Depuis quelques années, les magasins sont en forte concurrence avec les sites e-commerce qui multiplient les bénéfices pour le consommateur, toujours plus connecté et informé. Si les magasins physiques veulent prospérer, ils doivent trouver de nouveaux moyens d'attirer des clients notamment grâce à la mise en place de leur propre site e-commerce. Même les clients fidèles aux magasins physiques comptent de plus en plus sur leurs recherches en ligne pour éclairer leurs décisions d'achat. L’avenir du point de vente se trouve donc sûrement dans un savant mélange entre ces deux types de distribution.

E-commerce et boutique physique : la complémentarité gagnante


En grande surface comme en boutique de centre-ville, nous avons tous le même réflexe : celui de dégainer notre portable pour checker des infos sur tel ou tel produit. Histoire de se rassurer sur sa qualité et ses performances… Et peut-être aussi pour caresser l’espoir de trouver le même modèle ailleurs mais moins cher. Le comportement inverse est tout aussi répandu : s’informer sur le web et se rendre dans un magasin pour acheter. L’homo connectus est ainsi fait et le commerçant n’y peut rien. À lui de s’adapter à ces nouvelles conditions en proposant aux clients les deux canaux d’achat, digital et physique.

Une approche qui ouvre des perspectives de croissance très importantes : contrairement à une idée reçue, les canaux ne se concurrencent pas mais se complètent et se stimulent l’un l’autre.
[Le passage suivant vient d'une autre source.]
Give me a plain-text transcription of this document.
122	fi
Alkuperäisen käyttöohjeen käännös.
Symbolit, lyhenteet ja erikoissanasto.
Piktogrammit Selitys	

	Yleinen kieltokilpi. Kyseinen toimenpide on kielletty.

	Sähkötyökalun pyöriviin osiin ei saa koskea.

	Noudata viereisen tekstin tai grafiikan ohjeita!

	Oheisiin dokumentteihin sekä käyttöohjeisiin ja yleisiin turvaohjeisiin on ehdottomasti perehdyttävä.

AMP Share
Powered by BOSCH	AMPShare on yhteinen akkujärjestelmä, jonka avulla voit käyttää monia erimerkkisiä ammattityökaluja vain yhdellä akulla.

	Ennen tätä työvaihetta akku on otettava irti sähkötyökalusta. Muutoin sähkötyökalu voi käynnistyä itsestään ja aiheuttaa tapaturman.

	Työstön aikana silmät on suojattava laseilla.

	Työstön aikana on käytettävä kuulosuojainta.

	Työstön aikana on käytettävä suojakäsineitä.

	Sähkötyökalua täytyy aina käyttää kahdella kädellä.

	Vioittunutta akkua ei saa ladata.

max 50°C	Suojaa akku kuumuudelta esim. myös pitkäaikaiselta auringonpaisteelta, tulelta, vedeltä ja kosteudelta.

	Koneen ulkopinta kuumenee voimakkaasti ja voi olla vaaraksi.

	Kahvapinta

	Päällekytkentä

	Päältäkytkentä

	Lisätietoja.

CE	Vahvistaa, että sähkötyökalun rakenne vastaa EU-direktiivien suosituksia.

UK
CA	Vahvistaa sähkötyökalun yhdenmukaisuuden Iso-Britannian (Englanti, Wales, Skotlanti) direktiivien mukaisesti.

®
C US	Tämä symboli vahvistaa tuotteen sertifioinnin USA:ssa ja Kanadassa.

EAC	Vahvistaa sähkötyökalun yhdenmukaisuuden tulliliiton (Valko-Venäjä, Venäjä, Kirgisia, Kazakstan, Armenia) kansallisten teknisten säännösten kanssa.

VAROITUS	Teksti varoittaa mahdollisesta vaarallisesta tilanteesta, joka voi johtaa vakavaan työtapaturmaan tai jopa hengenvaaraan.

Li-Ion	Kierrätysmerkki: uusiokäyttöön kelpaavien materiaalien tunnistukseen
Selon l’étude du profil du e-commerçant (Oxatis, Fevad, Kedge Business School), 61,5 % des responsables e-commerce interrogés affirment que le site web favorise la fréquentation du magasin physique. Et 61 % estiment qu’il joue sur l’augmentation du chiffre d’affaires de la boutique traditionnelle. La dualité web-physique améliore la performance globale.

Jouer sur les deux tableaux, de manière coordonnée, apparait aujourd’hui comme indispensable. Voire vital pour faire croître le business ou, a minima, en assurer la continuité dans des périodes de tensions exceptionnelles telles que nous les avons vécues lors du confinement du printemps 2020 ou en septembre avec les mesures de fermeture de certaines salles de restaurants.

 

Les avantages dune convergence des canaux


On a longtemps opposé les deux formes de commerce. Certains extrémistes prédisaient même, à l’orée du XXIesiècle, la disparition du physique au profit du tout digital. C’était mal apprécier les points forts « de la brique et du béton » : possibilité de toucher et de tester le produit, de dialoguer en direct avec un conseiller, de repartir directement avec le produit acheté et de savoir à qui s’adresser pour éventuellement l’échanger. La personnalisation de l’accueil et la confiance dans le commerçant « en chair et en os » sont également deux atouts majeurs souvent pointés par les consommateurs.

Côté digital, on plébiscite le confort d’achat « en un clic » depuis son canapé (ou ailleurs) et à n’importe quelle heure, la profondeur de gamme de produits et la variété de choix, la facilité d’usage (livraison à la maison). Pour l’e-commerçant, un site web bien pensé et bien marketé, c’est aussi la garantie d’un élargissement de sa zone d’achalandage au niveau mondial et la possibilité d’adresser, évidemment, une nouvelle clientèle. Sans parler de l’image de modernité que le web renvoie aux consommateurs.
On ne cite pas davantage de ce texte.